Hamar crashed in a Magister at Debden on 11th February 1940 but was unhurt.

On 17th May 151 landed at Abbeville in France to help the hard-pressed squadrons and on this day Hamar probably destroyed a Ju87. 151 was withdrawn on the 22nd and, flying from Manston, escorted three Ensign transports to Merville.

On the way back 151 attacked Ju87s dive-bombing St. Omer. Hamar destroyed one and probably a second.

On 25th and 29th May he destroyed Ju88s over Dunkirk. Hamar damaged a Me110 on 9th July and destroyed a Me109 on the 14th.

He was killed on 24th July when he stalled when attempting an upward roll prior to landing in Hurricane P3316.

The weather was too bad for flying but when an unidentified aircraft was reported circling over Ipswich W/Cdr. EM Donaldson elected to investigate and took Hamar as wingman, they had flown together over 300 times. They were recalled when the aircraft identified itself as an Anson.

Hamar followed Donaldson back, relying on him to find North Weald. Donaldson gave the order to break off to land but in the extremely poor visibility Hamar did not realise that they were down to 100 feet and he entered the customary upward roll that was the pair's trademark.
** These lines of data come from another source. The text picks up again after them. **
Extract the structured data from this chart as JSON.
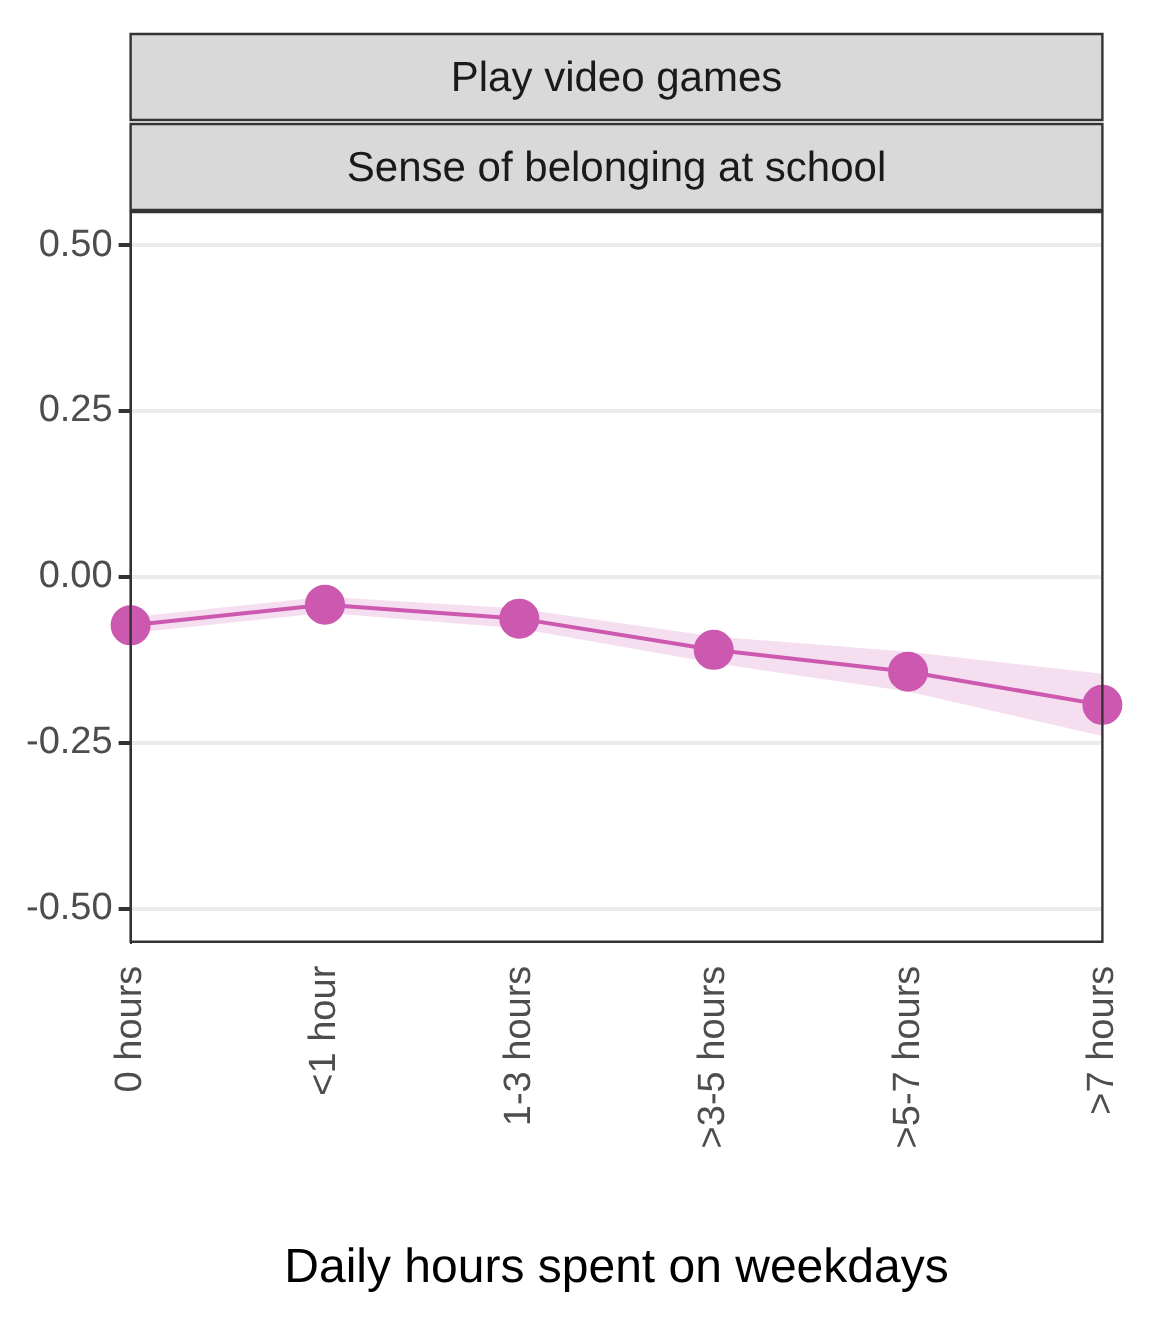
{
  "chart_data": {
    "type": "line",
    "title": "Play video games",
    "subtitle": "Sense of belonging at school",
    "xlabel": "Daily hours spent on weekdays",
    "categories": [
      "0 hours",
      "<1 hour",
      "1-3 hours",
      ">3-5 hours",
      ">5-7 hours",
      ">7 hours"
    ],
    "series": [
      {
        "color": "#cc59b0",
        "values": [
          -0.073,
          -0.042,
          -0.063,
          -0.11,
          -0.143,
          -0.193
        ],
        "lower": [
          -0.085,
          -0.054,
          -0.078,
          -0.13,
          -0.173,
          -0.24
        ],
        "upper": [
          -0.061,
          -0.03,
          -0.048,
          -0.09,
          -0.113,
          -0.146
        ]
      }
    ],
    "ylim": [
      -0.55,
      0.55
    ],
    "yticks": [
      {
        "value": -0.5,
        "label": "-0.50"
      },
      {
        "value": -0.25,
        "label": "-0.25"
      },
      {
        "value": 0,
        "label": "0.00"
      },
      {
        "value": 0.25,
        "label": "0.25"
      },
      {
        "value": 0.5,
        "label": "0.50"
      }
    ],
    "grid": "y",
    "marker": "circle",
    "legend": false
  }
}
He crashed inverted onto North Weald aerodrome and was killed instantly as his hood was open, the better to see.

Hamar is buried in Knighton Cemetery.

He was awarded the DFC (gazetted 30th July 1940), which was presented to his mother by the King at Buckingham Palace on 17th September 1940.



Hamar featured in a page of caricatures of 151 Squadron personnel in the Tatler magazine in 1940, though his initials were misspelt.